Ces derniers mois, Vance a endossé le rôle de principal relais de Trump à l’étranger. Il a également défendu le bilan de l’ex-président et témoigné de sa loyauté inconditionnelle aux États-Unis, lors de meetings et de conférences.

S’il lui était hostile en 2016, Vance a par la suite fortement défendu Trump au point que celui-ci le considère désormais comme l’un des porteurs de son héritage idéologique. Au-delà de ce fort alignement politique, d’autres facteurs pratiques on pu entrer en ligne de compte pour évincer d’autres candidats potentiels : Marco Rubio, lui aussi originaire de Floride, aurait été un choix peu stratégique de colistier pour élargir la base géographique ; Doug Burgum, le gouverneur du Dakota du Nord, a été soutenu par Karl Rowe, un ancien soutien de Bush, dans le Wall Street Journal — publication que Vance cible d’ailleurs ouvertement à plusieurs reprises ici.

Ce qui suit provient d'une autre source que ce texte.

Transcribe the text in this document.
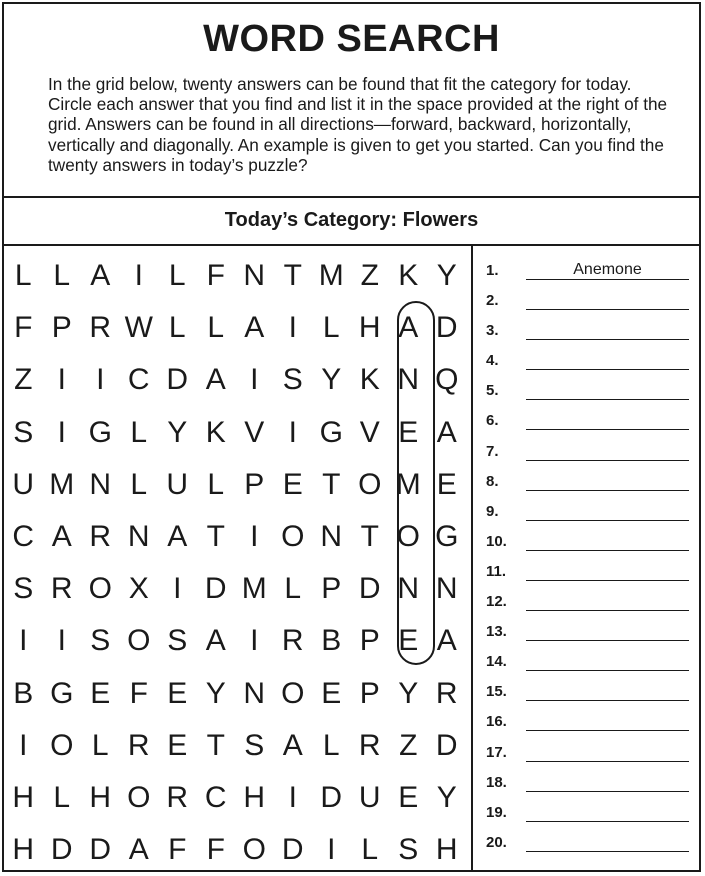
WORD SEARCH

In the grid below, twenty answers can be found that fit the category for today. Circle each answer that you find and list it in the space provided at the right of the grid. Answers can be found in all directions—forward, backward, horizontally, vertically and diagonally. An example is given to get you started. Can you find the twenty answers in today’s puzzle?

Today’s Category: Flowers
L L A I L F N T M Z K Y
F P R W L L A I L H A D
Z I	I C D A I S Y K N Q
S I G L Y K V I G V E A
U M N L U L P E T O M E
C A R N A T I O N T O G
S R O X I D M L P D N N
I	I S O S A I R B P E A
B G E F E Y N O E P Y R
I O L R E T S A L R Z D
H L H O R C H I D U E Y
H D D A F F O D I L S H
1.	Anemone
2.
3.
4.
5.
6.
7.
8.
9.
10.
11.
12.
13.
14.
15.
16.
17.
18.
19.
20.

Le discours traduit et commenté ci-dessous a été prononcé le 10 juillet à Washington D.C. lors de la 4ème édition de la National Conservatism Conference. Ce format, organisé depuis 2019 sous l’égide du conservateur israélo-américain Yoram Hazony, auteur du livre à succès The Virtue of Nationalism (2018), est le plus grand rassemblement annuel de la « nouvelle droite » américaine.

Tandis qu’à quelques kilomètres seulement les dirigeants des pays de l’OTAN se réunissaient pour s’engager à soutenir l’Ukraine dans la durée, la fondation Edmund Burke réunissait au même moment des conservateurs issus du monde entier venus plaider en faveur d’un retour à l’isolationnisme et à des valeurs « traditionnelles ».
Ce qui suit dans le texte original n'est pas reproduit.